Introduction: While percutaneous translumenal angioplasty and stenting (PTA/S) of the superficial femoral artery (SFA) in patients with intermittent claudication (IC) is associated with low morbidity, its durability relative to femoropopliteal bypass is considered inferior. We have applied decision analysis modeling to integrate short and long term risks and benefits of PTA/S and bypass for TASC B and C SFA lesions. Methods: A multistate transition model (Markov process) was developed to simulate hypothetical patient cohorts considered candidates for either SFA PTA/S or bypass. Cohorts were followed to estimate the quality-adjusted life year (QALY) benefit from each therapy in the treatment of TASC B and C SFA lesions. The strategies modeled were femoropopliteal bypass with greater saphenous vein (GSVB) versus PTA with selective stenting. A third strategy, bypass following failed PTA/S, was also modeled. Input data on procedural success, risks, patency, health state specific survival and quality of life were derived from contemporary literature (2000 to 2006). Results: For 65-year old men with disabling claudication and TASC B SFA lesions, PTA/S was the preferred initial therapy. Referring failures for subsequent bypass increased the utility of PTA/S. In patients treated for TASC C lesions, bypass was the preferred initial therapy (Table). Sensitivity analysis showed that PTA/S would surpass bypass for TASC C lesions if primary patency were 32% at 5-yrs.
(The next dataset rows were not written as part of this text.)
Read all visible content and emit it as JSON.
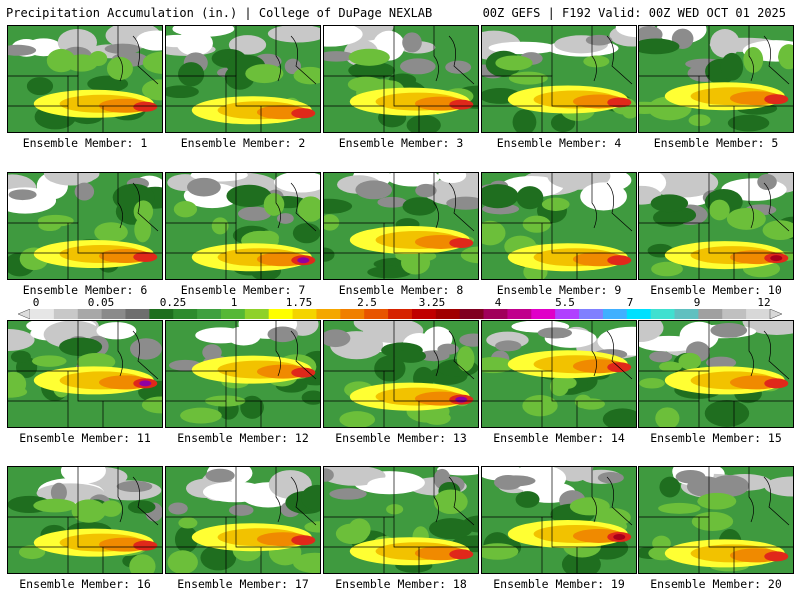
{
  "header": {
    "title": "Precipitation Accumulation (in.) | College of DuPage NEXLAB",
    "run_info": "00Z GEFS | F192 Valid: 00Z WED OCT 01 2025"
  },
  "colorbar": {
    "tick_labels": [
      "0",
      "0.05",
      "0.25",
      "1",
      "1.75",
      "2.5",
      "3.25",
      "4",
      "5.5",
      "7",
      "9",
      "12"
    ],
    "colors": [
      "#e6e6e6",
      "#c8c8c8",
      "#a8a8a8",
      "#8a8a8a",
      "#6e6e6e",
      "#1e6e1e",
      "#2e8b2e",
      "#3fa03f",
      "#55b835",
      "#8fd12a",
      "#ffff00",
      "#f4d400",
      "#f4a700",
      "#f07f00",
      "#e85400",
      "#d62200",
      "#c00000",
      "#a00000",
      "#800020",
      "#a0005a",
      "#c0008c",
      "#e000c8",
      "#b040ff",
      "#8080ff",
      "#40b0ff",
      "#00e0ff",
      "#40e0d0",
      "#60c0c0",
      "#a0a0a0",
      "#c0c0c0",
      "#d8d8d8"
    ]
  },
  "palette": {
    "white": "#ffffff",
    "lightgray": "#c8c8c8",
    "gray": "#8c8c8c",
    "darkgreen": "#1f6e1f",
    "green": "#3f9a3f",
    "lightgreen": "#6cbf3a",
    "yellow": "#ffff33",
    "gold": "#f2c200",
    "orange": "#f08a00",
    "red": "#e0281a",
    "darkred": "#a8001a",
    "purple": "#9000a0"
  },
  "panels": [
    {
      "label": "Ensemble Member: 1"
    },
    {
      "label": "Ensemble Member: 2"
    },
    {
      "label": "Ensemble Member: 3"
    },
    {
      "label": "Ensemble Member: 4"
    },
    {
      "label": "Ensemble Member: 5"
    },
    {
      "label": "Ensemble Member: 6"
    },
    {
      "label": "Ensemble Member: 7"
    },
    {
      "label": "Ensemble Member: 8"
    },
    {
      "label": "Ensemble Member: 9"
    },
    {
      "label": "Ensemble Member: 10"
    },
    {
      "label": "Ensemble Member: 11"
    },
    {
      "label": "Ensemble Member: 12"
    },
    {
      "label": "Ensemble Member: 13"
    },
    {
      "label": "Ensemble Member: 14"
    },
    {
      "label": "Ensemble Member: 15"
    },
    {
      "label": "Ensemble Member: 16"
    },
    {
      "label": "Ensemble Member: 17"
    },
    {
      "label": "Ensemble Member: 18"
    },
    {
      "label": "Ensemble Member: 19"
    },
    {
      "label": "Ensemble Member: 20"
    }
  ]
}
Grade of Lesion 5-year Primary Patency Assumptions Claudication Management Strategy
Results (in QALYs)
TASC PTA/S GSVB PTA/S alone PTA/S + GSVB GSVB alone
B 55% 65% 4.61 4.86 4.34
C 15% 65% 3.99 4.19 4.34

Conclusion: PTA/S is the preferred initial therapy for TASC B SFA lesions in patients with disabling IC. Given contemporary published outcomes for TASC C lesions, GSVB is the preferred initial therapy in appropriate candidates. Improved technology resulting in a 5-year primary patency rate of 32% would justify primary PTA/S for TASC C SFA lesions.